Rui Costa lança plano para estimular doação de órgãos e realização de transplantes na Bahia

Secretaria de Saúde do estado deve investir cerca de R$ 10 milhões

images

Com o objetivo de dar esperança de vida a quem precisa ser transplantado e reduzir custos do estado a médio e longo prazo, o governador Rui Costa lançou na manhã desta terça-feira (22) a Política Estadual de Transplante de Órgãos. De acordo com o secretário estadual de Saúde, Fábio Villas-Boas, nos últimos oito meses foram traçadas as metas de tirar a Bahia dos últimos lugares do ranking de transplantes no país.

Para quem não sabe, a Bahia está em último lugar no país em transplante de fígado e em penúltimo de rins, além de não realizar transplante de coração. De acordo com o secretário, 60% por cento dos rins doados na Bahia são disponibilizados para outros estados, assim como 30% dos fígados

“Queríamos eliminar todos os gargalos que impediam a alavancagem de transplantes no nosso estado. Gargalos técnicos e financeiros”, disse, estabelecendo quatro pilares para o plano: o primeiro é a Doação, cujo objetivo visa ampliar o número de doações, com programas e peças publicitárias; o segundo é a Captação, dando incentivo financeiro a equipes captadoras; o terceiro é o Transplante, também fornecendo apoio financeiro às equipes, estimulando ainda os hospitais a fazerem os transplantes.

 

“Precisamos estimular os hospitais a se tornarem referências. Hoje o hospital que realiza transplante tem prejuízo com o transplante. Precisamos incentivar”, acrescentou. O quarto pilar aponta para o pré e pós operatório. “Iremos entrevistar os familiares de todos os pacientes com morte encefálica detectada, para obter 50% de efetivação de doações. Esse número parece pequeno, mas em países desenvolvidos ele gira em torno de 60%”, finalizou.

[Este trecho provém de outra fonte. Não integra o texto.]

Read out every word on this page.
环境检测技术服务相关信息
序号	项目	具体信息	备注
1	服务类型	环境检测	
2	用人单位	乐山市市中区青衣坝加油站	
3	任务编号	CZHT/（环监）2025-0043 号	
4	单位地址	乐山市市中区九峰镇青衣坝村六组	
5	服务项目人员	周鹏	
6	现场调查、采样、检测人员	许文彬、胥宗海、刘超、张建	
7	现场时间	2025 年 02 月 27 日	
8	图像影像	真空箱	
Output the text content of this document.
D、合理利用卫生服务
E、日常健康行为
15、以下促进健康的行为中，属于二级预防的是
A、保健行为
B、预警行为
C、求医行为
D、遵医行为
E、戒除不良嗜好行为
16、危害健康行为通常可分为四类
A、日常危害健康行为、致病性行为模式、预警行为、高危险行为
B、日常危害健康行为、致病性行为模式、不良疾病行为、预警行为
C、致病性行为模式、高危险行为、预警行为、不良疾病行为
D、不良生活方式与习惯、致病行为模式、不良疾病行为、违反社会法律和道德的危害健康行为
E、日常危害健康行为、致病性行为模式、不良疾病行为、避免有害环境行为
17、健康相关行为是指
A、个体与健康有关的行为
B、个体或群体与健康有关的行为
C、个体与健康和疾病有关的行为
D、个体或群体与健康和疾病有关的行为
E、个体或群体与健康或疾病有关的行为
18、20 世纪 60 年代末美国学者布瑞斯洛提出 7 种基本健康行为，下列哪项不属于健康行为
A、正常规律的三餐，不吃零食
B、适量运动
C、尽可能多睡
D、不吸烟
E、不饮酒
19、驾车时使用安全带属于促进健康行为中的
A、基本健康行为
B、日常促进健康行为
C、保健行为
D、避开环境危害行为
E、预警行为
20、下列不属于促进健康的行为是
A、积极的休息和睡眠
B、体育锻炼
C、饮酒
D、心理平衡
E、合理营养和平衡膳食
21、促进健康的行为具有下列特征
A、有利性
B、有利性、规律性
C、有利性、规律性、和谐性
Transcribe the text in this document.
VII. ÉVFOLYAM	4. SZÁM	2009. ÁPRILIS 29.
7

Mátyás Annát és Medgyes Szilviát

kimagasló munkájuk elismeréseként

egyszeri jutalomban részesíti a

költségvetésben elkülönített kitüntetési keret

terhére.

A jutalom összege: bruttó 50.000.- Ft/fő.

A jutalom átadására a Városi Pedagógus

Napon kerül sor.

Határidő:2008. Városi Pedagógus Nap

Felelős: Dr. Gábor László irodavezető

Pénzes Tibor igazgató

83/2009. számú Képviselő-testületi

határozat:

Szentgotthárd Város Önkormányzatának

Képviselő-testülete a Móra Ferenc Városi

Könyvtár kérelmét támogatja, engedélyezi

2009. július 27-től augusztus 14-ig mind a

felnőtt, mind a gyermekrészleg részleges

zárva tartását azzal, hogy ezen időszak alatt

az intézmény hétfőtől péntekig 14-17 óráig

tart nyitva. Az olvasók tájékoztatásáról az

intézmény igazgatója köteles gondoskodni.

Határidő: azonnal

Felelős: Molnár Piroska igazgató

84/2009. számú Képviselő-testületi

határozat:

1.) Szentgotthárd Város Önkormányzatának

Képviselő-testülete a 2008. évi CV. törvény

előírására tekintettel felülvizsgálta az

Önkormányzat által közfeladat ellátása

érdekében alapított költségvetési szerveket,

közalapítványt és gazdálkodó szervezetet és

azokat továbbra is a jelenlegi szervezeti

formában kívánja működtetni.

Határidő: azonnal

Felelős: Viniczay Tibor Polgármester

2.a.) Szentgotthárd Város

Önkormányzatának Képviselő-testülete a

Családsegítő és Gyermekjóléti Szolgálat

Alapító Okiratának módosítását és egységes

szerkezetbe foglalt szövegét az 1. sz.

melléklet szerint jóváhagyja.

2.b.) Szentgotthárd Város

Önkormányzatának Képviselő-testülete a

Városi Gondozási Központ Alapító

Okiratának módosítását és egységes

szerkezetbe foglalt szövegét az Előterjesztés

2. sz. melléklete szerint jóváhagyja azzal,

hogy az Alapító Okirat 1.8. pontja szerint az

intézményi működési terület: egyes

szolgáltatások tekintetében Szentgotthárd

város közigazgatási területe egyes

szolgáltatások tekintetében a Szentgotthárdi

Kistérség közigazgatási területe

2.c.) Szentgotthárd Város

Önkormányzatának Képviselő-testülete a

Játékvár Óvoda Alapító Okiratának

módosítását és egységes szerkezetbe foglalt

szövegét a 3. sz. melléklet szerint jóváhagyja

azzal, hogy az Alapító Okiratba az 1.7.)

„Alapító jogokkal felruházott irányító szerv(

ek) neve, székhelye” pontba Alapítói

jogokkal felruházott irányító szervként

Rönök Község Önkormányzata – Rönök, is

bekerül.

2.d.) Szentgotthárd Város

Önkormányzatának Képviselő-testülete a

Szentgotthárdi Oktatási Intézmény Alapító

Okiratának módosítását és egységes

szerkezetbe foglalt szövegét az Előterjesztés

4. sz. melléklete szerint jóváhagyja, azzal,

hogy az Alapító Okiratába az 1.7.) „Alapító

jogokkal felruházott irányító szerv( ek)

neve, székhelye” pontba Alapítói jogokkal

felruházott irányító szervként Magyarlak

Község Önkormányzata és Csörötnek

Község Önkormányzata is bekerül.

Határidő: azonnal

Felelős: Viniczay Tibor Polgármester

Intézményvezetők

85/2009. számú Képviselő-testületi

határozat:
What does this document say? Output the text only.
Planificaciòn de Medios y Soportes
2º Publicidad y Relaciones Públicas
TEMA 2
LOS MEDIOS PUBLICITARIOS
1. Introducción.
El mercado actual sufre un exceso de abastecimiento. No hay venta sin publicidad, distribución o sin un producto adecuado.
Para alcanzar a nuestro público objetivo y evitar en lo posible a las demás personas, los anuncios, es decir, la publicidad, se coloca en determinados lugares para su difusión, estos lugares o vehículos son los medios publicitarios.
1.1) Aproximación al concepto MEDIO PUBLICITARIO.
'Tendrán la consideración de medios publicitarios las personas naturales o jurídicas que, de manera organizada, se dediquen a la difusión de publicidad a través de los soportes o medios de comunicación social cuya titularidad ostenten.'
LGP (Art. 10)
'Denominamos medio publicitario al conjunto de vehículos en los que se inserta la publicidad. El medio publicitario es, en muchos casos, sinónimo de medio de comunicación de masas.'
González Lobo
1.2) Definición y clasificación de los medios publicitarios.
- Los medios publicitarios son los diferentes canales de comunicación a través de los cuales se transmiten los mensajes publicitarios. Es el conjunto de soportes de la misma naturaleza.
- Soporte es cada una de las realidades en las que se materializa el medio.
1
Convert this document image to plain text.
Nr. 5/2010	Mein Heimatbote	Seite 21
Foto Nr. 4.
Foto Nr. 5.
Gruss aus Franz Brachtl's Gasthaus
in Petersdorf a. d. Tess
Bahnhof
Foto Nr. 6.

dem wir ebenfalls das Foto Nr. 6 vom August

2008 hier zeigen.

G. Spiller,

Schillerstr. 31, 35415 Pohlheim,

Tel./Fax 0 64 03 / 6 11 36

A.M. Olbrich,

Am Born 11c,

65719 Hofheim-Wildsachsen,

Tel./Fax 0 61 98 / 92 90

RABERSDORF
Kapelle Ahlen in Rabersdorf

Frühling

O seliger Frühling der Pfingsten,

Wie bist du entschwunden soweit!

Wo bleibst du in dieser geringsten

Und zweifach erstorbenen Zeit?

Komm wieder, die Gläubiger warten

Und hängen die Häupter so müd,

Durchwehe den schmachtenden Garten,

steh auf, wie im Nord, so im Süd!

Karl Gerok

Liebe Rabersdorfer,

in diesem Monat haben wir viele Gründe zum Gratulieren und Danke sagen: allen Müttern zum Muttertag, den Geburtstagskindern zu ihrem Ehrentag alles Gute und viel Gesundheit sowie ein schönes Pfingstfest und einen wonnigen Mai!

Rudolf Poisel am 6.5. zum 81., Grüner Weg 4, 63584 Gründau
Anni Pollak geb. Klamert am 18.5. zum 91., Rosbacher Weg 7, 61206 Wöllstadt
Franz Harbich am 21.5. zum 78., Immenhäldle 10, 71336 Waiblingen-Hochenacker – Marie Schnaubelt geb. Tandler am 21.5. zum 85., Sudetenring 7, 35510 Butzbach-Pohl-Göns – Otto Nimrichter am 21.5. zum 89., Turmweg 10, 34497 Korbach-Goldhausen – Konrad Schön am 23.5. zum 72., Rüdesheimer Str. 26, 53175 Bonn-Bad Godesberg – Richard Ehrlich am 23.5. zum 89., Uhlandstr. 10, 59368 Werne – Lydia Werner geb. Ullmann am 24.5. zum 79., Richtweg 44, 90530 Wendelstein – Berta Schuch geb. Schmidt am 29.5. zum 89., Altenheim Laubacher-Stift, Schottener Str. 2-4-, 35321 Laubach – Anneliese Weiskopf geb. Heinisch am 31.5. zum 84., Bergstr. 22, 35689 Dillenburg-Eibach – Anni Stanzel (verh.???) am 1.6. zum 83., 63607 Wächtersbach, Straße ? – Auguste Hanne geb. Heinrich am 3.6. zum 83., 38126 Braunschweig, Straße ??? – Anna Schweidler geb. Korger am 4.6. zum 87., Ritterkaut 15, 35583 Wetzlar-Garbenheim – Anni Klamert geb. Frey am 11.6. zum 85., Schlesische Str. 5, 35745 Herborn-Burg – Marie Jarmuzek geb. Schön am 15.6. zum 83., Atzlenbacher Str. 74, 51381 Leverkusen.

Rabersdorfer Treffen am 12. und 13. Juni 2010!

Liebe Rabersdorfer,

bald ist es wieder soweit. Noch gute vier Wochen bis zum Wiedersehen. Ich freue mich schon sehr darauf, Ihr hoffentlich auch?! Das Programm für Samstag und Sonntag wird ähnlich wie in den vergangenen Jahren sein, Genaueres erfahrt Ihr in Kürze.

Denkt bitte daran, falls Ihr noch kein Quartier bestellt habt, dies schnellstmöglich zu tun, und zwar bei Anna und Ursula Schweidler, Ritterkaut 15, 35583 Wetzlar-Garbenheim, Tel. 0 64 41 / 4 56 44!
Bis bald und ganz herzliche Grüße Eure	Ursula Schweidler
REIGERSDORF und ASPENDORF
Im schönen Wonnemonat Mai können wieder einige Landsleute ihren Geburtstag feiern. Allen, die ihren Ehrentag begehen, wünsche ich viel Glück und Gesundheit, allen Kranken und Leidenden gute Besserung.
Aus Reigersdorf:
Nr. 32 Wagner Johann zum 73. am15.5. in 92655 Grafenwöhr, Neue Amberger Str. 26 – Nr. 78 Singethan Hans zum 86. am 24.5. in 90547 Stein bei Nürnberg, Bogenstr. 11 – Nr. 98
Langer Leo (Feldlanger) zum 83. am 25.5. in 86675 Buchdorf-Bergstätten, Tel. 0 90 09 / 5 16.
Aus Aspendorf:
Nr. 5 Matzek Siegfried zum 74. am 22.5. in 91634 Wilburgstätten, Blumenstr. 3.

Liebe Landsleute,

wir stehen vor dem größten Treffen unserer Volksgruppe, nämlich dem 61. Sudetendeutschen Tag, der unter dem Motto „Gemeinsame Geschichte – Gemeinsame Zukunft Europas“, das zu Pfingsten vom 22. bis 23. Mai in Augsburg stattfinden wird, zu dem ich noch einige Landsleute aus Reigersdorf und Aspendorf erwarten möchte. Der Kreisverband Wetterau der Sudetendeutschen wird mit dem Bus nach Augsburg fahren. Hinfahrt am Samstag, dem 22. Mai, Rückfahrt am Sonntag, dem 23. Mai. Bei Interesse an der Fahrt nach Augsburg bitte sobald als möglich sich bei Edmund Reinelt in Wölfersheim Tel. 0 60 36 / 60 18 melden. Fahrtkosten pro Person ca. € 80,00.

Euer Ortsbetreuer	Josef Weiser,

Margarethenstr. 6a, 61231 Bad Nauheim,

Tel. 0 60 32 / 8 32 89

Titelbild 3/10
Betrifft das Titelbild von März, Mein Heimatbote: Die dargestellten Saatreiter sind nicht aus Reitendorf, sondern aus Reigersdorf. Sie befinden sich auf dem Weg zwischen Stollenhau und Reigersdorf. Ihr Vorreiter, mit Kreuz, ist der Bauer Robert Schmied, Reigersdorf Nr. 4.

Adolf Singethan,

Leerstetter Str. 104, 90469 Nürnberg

O governador Rui Costa (PT) destacou que o investimento de pouco mais de R$ 10 milhões que será feito pela Sesab, além de dar qualidade de vida a quem precisa de transplante, acabará retornando a médio e longo prazo para o próprio estado. “Um ano de diálise equivale ao valor do transplante”, disse.

“O recurso está curto. Esse ano todos sabem o que está acontecendo. A Bahia vive o pior ano dos últimos dez de arrecadação. Mas eu sou muito otimista e venci desafios que pareciam intransponíveis”, completou.